Я напустил на себя удрученный вид.
— Если вы желаете, дорогой тесть.
Госпожа Мазюр бросала на Ортанс строгие взгляды. Или даже комментировала:
— Ну не несчастье ли! Такой всегда был веселый мальчик.
Надо сказать, что система Мазюров обычно проявляла себя в том, чтобы ни о чем не говорить, ничего не замечать. Но на этот раз, не знаю уж почему, система заколебалась. Я стал рогоносцем, и они, не переставая, говорили об этом. Но тактично. Как-то раз Мазюр по рассеянности позволил себе рассказать анекдот о рогоносце. Что тут было! Госпожа Мазюр так его отругала:
— И тебе не стыдно. Этот бедный мальчик.
Я продолжал играть свою роль. Не без удовольствия.
— Оставьте, мамочка, я…
Исполненный доброй воли, подбородок вперед.
— Я ХОЧУ забыть.
— Это благородно, Эмиль. Ты слышишь, Ортанс?
— Да, мама.
Шарлотта улыбалась. А Элиза:
— О! Я не боюсь за него. У него, у Эмиля, характер сильнее, чем это кажется.

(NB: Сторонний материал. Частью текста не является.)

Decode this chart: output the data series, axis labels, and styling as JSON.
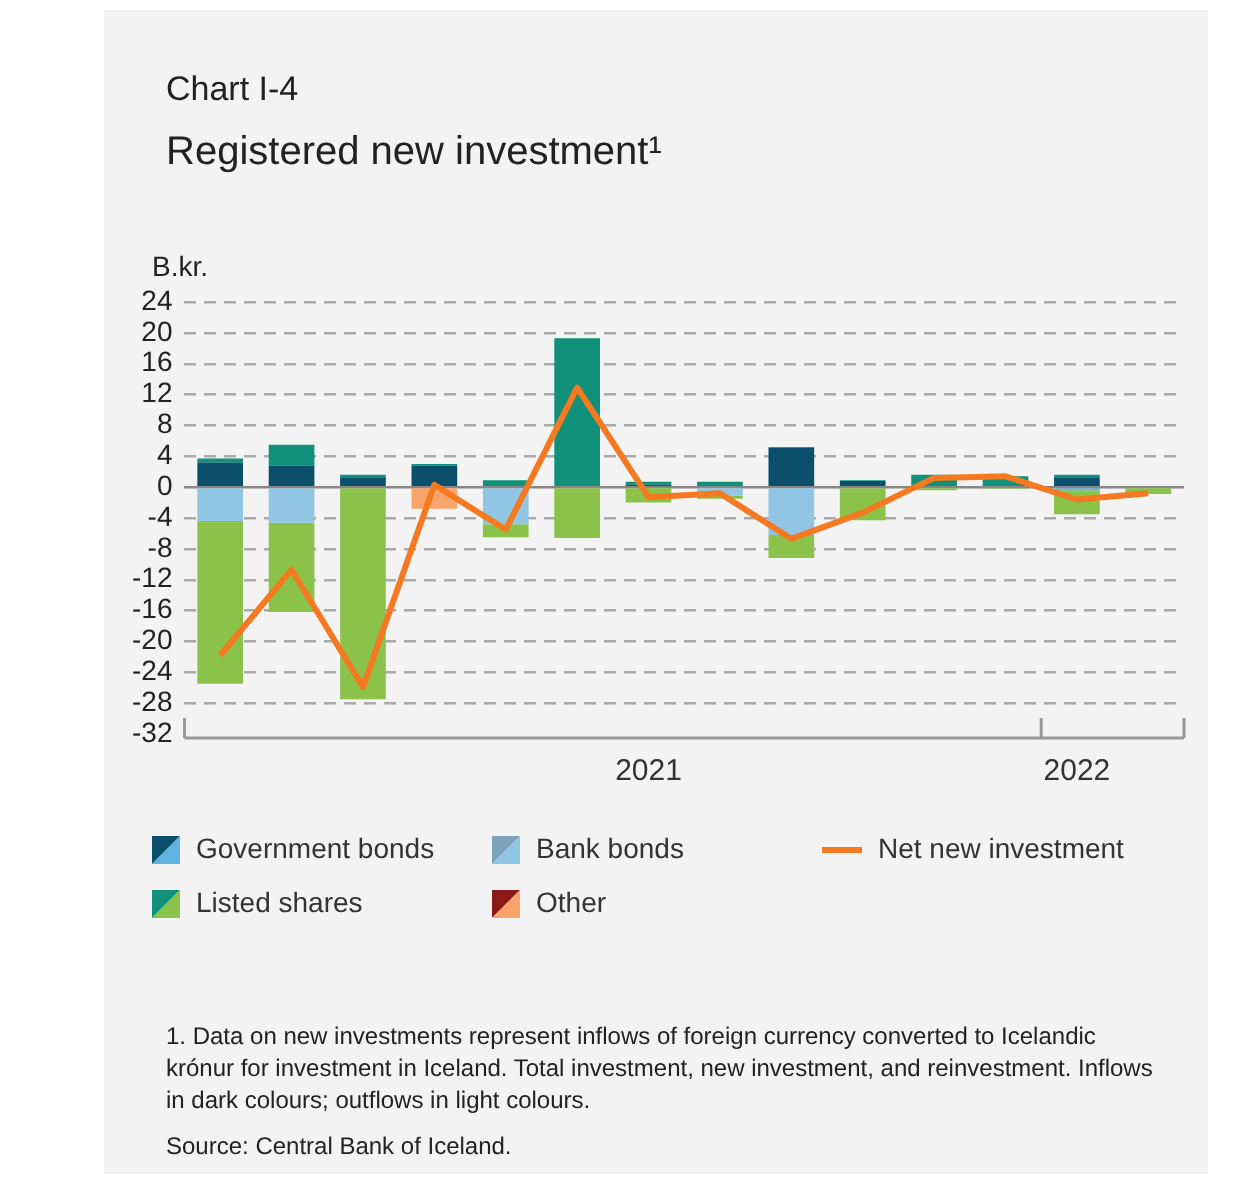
{
  "chart_data": {
    "type": "bar",
    "title": "Chart I-4",
    "subtitle": "Registered new investment¹",
    "ylabel": "B.kr.",
    "categories": [
      null,
      null,
      null,
      null,
      null,
      null,
      "2021",
      null,
      null,
      null,
      null,
      null,
      "2022",
      null
    ],
    "ylim": [
      -32,
      24
    ],
    "yticks": [
      -32,
      -28,
      -24,
      -20,
      -16,
      -12,
      -8,
      -4,
      0,
      4,
      8,
      12,
      16,
      20,
      24
    ],
    "stacked": true,
    "grid": "y",
    "legend": "bottom",
    "line_style": "solid",
    "marker": "none",
    "series": [
      {
        "name": "Government bonds",
        "color": "#0b4f6c",
        "values": [
          3.2,
          2.8,
          1.2,
          2.8,
          null,
          null,
          0.3,
          null,
          5.1,
          0.8,
          null,
          null,
          1.2,
          null
        ]
      },
      {
        "color": "#5fb3de",
        "values": [
          null,
          null,
          null,
          null,
          null,
          null,
          null,
          null,
          null,
          null,
          null,
          null,
          -0.4,
          null
        ]
      },
      {
        "name": "Bank bonds",
        "color": "#7fa3bd",
        "values": [
          null,
          null,
          null,
          null,
          null,
          null,
          null,
          null,
          null,
          null,
          null,
          null,
          null,
          null
        ]
      },
      {
        "color": "#90c6e3",
        "values": [
          -4.4,
          -4.6,
          null,
          null,
          -4.8,
          null,
          null,
          -1.1,
          -6.2,
          null,
          null,
          null,
          null,
          null
        ]
      },
      {
        "name": "Listed shares",
        "color": "#11917a",
        "values": [
          0.5,
          2.7,
          0.4,
          0.2,
          0.9,
          19.3,
          0.4,
          0.7,
          0.1,
          0.1,
          1.6,
          1.4,
          0.4,
          null
        ]
      },
      {
        "color": "#8bc34a",
        "values": [
          -21.1,
          -11.6,
          -27.5,
          null,
          -1.7,
          -6.6,
          -2.0,
          -0.4,
          -3.0,
          -4.3,
          -0.4,
          -0.2,
          -3.1,
          -0.9
        ]
      },
      {
        "name": "Other",
        "color": "#8b1a1a",
        "values": [
          null,
          null,
          null,
          null,
          null,
          null,
          null,
          null,
          null,
          null,
          null,
          null,
          null,
          null
        ]
      },
      {
        "color": "#f9a46b",
        "values": [
          null,
          null,
          null,
          -2.8,
          null,
          null,
          null,
          null,
          null,
          null,
          null,
          null,
          null,
          null
        ]
      },
      {
        "name": "Net new investment",
        "type": "line",
        "color": "#f47920",
        "values": [
          -21.8,
          -10.7,
          -25.9,
          0.3,
          -5.5,
          12.9,
          -1.3,
          -0.8,
          -6.7,
          -3.3,
          1.2,
          1.4,
          -1.6,
          -0.8
        ]
      }
    ],
    "annotations": [
      "1. Data on new investments represent inflows of foreign currency converted to Icelandic krónur for investment in Iceland. Total investment, new investment, and reinvestment. Inflows in dark colours; outflows in light colours.",
      "$^{}$Source: Central Bank of Iceland."
    ]
  }
}
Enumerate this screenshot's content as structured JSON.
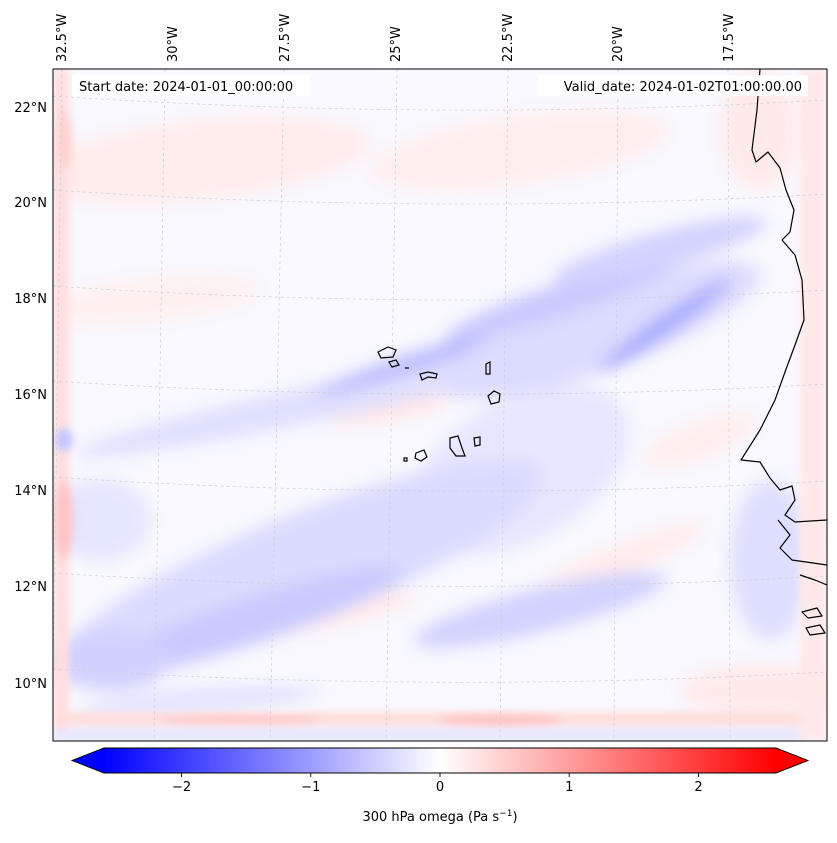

А она все про свою задницу! Она была тут, между нами, ее задница. Между ней и мной. Как круглый столик в кафе. Просто наваждение. Во всех взглядах Элизы, в каждой ее фразе.
Однако месяц спустя я понял, что Ортанс снова начала мне изменять. О! Я сразу понял это. Эта женщина умела врать не лучше, чем я кататься на акваплане. Однажды я спрятался на улице, и когда она вышла из дома, последовал за ней. Она направилась в кафе на улице Абукир, где ее уже ждал Дюгомье. Оттуда они пошли в гостиницу на той же улице. Чего я так и не узнал, так это каким образом она объяснила ему историю с бумажником. Сумела ли она убедить его, что была ни при чем? Или объяснила, что я действительно отдал деньги бедным? (А к тому же разве они были не бедные, эти дамочки с улицы Синь? Будь они богатыми, разве занимались бы они этим ремеслом?) Или, может быть, у него совсем не было гордости, у этого Дюгомье. Просто противно, что иногда любовь делает с человеком.
Должен сказать, что в каком-то смысле мне было все равно. Что меня угнетало, так это то, что они возобновили свои дела без меня. Я был снова исключен. Отброшен. Меня ни во что не ставили. И мне снова нужно было найти способ, чтобы выбраться из этого одиночества. Из одиночества, в которое эти двое упорно толкали меня. И вот в одно воскресное утро я отправился к Дюгомье. Он жил на улице Жюльет-Додю. Звоню. Появляется старая жаба.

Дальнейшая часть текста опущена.